Julia Alvarez The Politics of Fiction: An Interview with Julia Alvarez
Julia Alvarez shares her thoughts about writing in this interview from the online magazine Frontera.

A brief account of my writing life by Julia Alvarez
Alvarez shares the major moments of her career

Voices from the Gaps: Julia Alvarez
Find biographical information, links to related sites, and brief literary critiques on this site.

Once you've done some background research, prepare a list of questions. These questions serve as conversation starters. Don't be overly concerned with going through each question in order. Instead, listen carefully to Alvarez's responses and ask follow-up questions where appropriate. Here are some tips:

  • Think of more questions than you think you'll need. It's always better to have too many than not enough.
  • Include both yes/no and open-ended questions. Arrange your questions from most important to least important. That way, you won't miss any vital information if you don't get to all your questions.
  • Listen actively. Be prepared to follow up on a response you find interesting. Remember to let the person you are interviewing do most of the talking.

Page 63—Persuasive Speech

To encourage others to adopt your ideas or to act on your suggestions, you need to be persuasive. In other words, you need to convince your audience that you are credible and your ideas are valuable.

Before you give a persuasive speech, look over your notes and ask yourself

Have I . . .

  • clearly stated the topic and my position on it in the introduction?
  • taken my audience's knowledge and needs into account?
  • supported my opinion with facts and other evidence?
  • answered possible objections?
  • used logical reasoning?
  • summed up my reasons and called for action in the conclusion?

To learn more about persuasive speaking, check out these Web sites.

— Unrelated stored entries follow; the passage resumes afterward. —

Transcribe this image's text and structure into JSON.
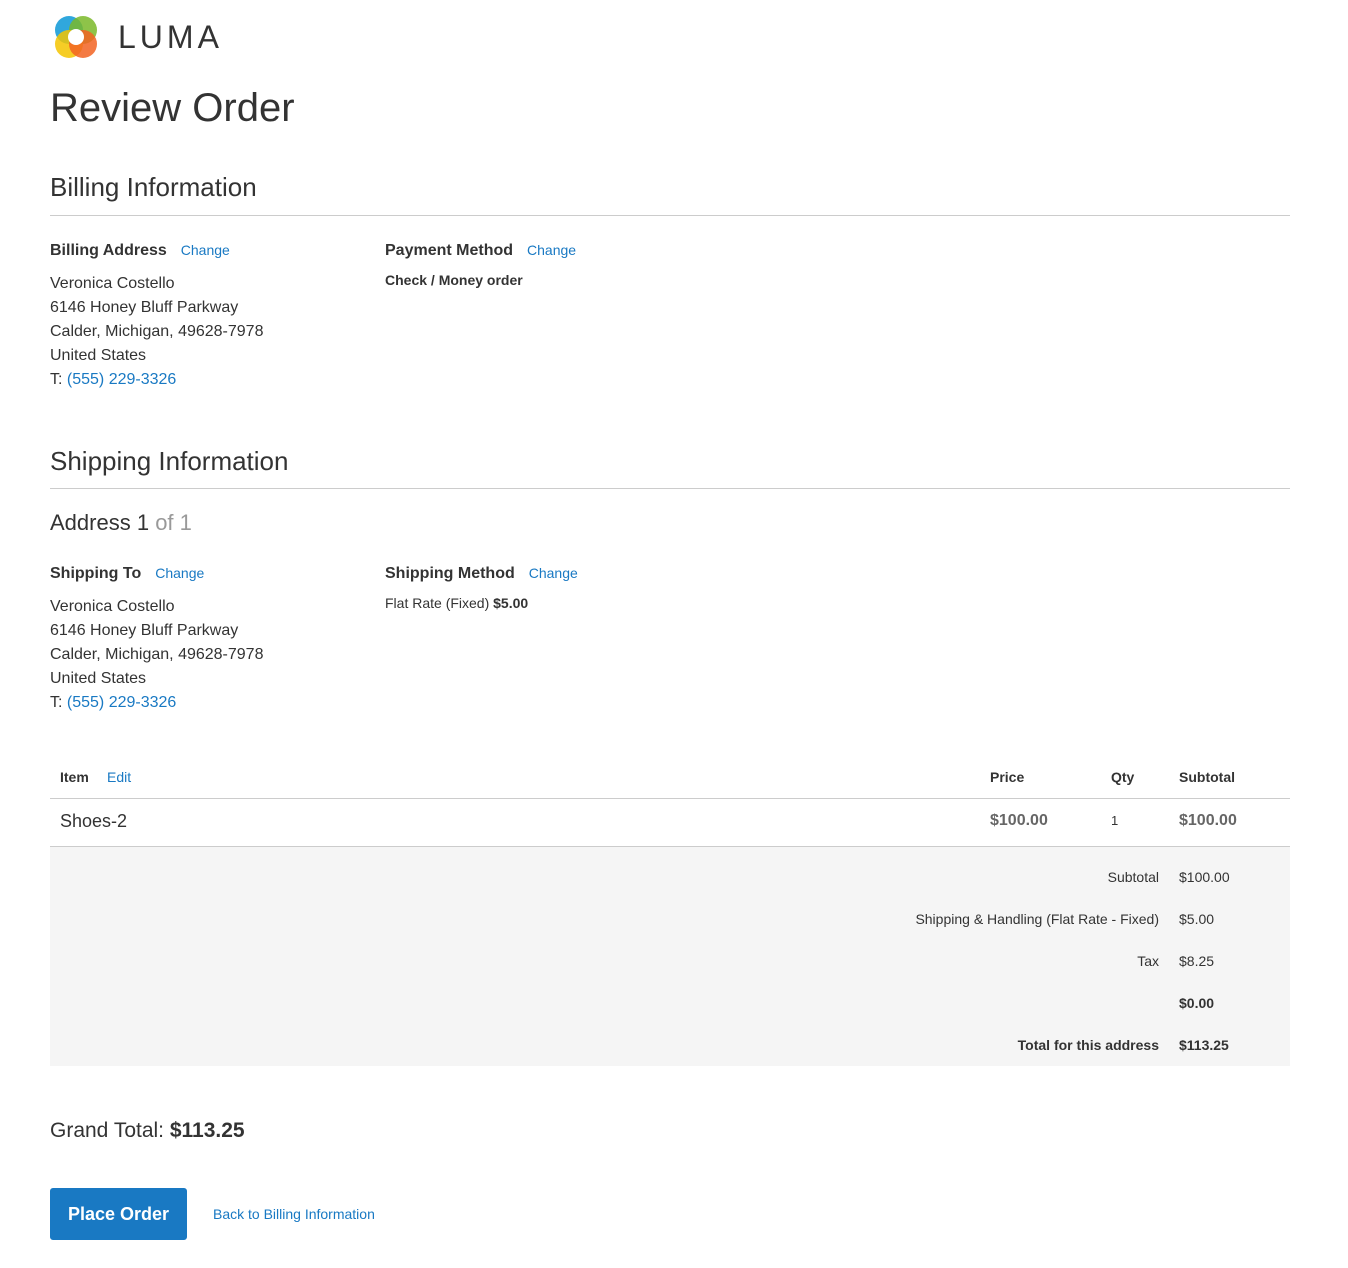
{
  "brand": {
    "name": "LUMA"
  },
  "page": {
    "title": "Review Order"
  },
  "billing": {
    "section_title": "Billing Information",
    "address_label": "Billing Address",
    "address_change": "Change",
    "address_lines": [
      "Veronica Costello",
      "6146 Honey Bluff Parkway",
      "Calder, Michigan, 49628-7978",
      "United States"
    ],
    "phone_prefix": "T: ",
    "phone": "(555) 229-3326",
    "payment_label": "Payment Method",
    "payment_change": "Change",
    "payment_method": "Check / Money order"
  },
  "shipping": {
    "section_title": "Shipping Information",
    "address_heading": "Address 1",
    "address_of": "of 1",
    "to_label": "Shipping To",
    "to_change": "Change",
    "address_lines": [
      "Veronica Costello",
      "6146 Honey Bluff Parkway",
      "Calder, Michigan, 49628-7978",
      "United States"
    ],
    "phone_prefix": "T: ",
    "phone": "(555) 229-3326",
    "method_label": "Shipping Method",
    "method_change": "Change",
    "method_text": "Flat Rate (Fixed)",
    "method_price": "$5.00"
  },
  "table": {
    "headers": {
      "item": "Item",
      "edit": "Edit",
      "price": "Price",
      "qty": "Qty",
      "subtotal": "Subtotal"
    },
    "rows": [
      {
        "name": "Shoes-2",
        "price": "$100.00",
        "qty": "1",
        "subtotal": "$100.00"
      }
    ]
  },
  "totals": [
    {
      "label": "Subtotal",
      "value": "$100.00"
    },
    {
      "label": "Shipping & Handling (Flat Rate - Fixed)",
      "value": "$5.00"
    },
    {
      "label": "Tax",
      "value": "$8.25"
    },
    {
      "label": "",
      "value": "$0.00"
    },
    {
      "label": "Total for this address",
      "value": "$113.25"
    }
  ],
  "grand_total": {
    "label": "Grand Total: ",
    "value": "$113.25"
  },
  "actions": {
    "place_order": "Place Order",
    "back_link": "Back to Billing Information"
  },
  "colors": {
    "link": "#1979c3",
    "primary_button": "#1979c3",
    "totals_bg": "#f5f5f5"
  }
}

Persuasive Speaking in High Pressure Contexts
Work your way through this interactive tutorial on public speaking.

Fundamentals of Speech
This informative site guides you through four types of persuasive speeches, and offers tips to help you convince your audience to adopt your beliefs or act on your suggestions.

This slide show takes you from planning a speech to presenting it effectively.

Page 107—Interview

Before you interview someone in your community about homelessness, find out more about the problem by browsing through these Web sites.

National Alliance to End Homelessness
Visit this site and browse through publications, research statistics and legislation, and learn more about what you can do to end homelessness. You can also practice your interview questions by participating in an online discussion.

National Center for Homeless Education (NCHE)
The NCHE is an organization that works to ensure that homeless children and teens have access to educational opportunities. The site features links to related organizations and a listing of state-specific resources.

Stand Up for Kids
Stand Up for Kids is a not- for-profit group that helps homeless youth get off the streets. The organization currently has 19 programs in nine states.

When you conduct your interview, practice active listening strategies:
  • Pay attention to the interviewee's voice. Notice changes in pace and tone. Such changes often provide insight to how the speaker really feels.
  • Visualize while listening. Form pictures in your mind of the people and scenes the speaker describes.
  • Listen for the main message. Try to seize the recurring theme of the speaker's talk. What does he or she want you to take with you?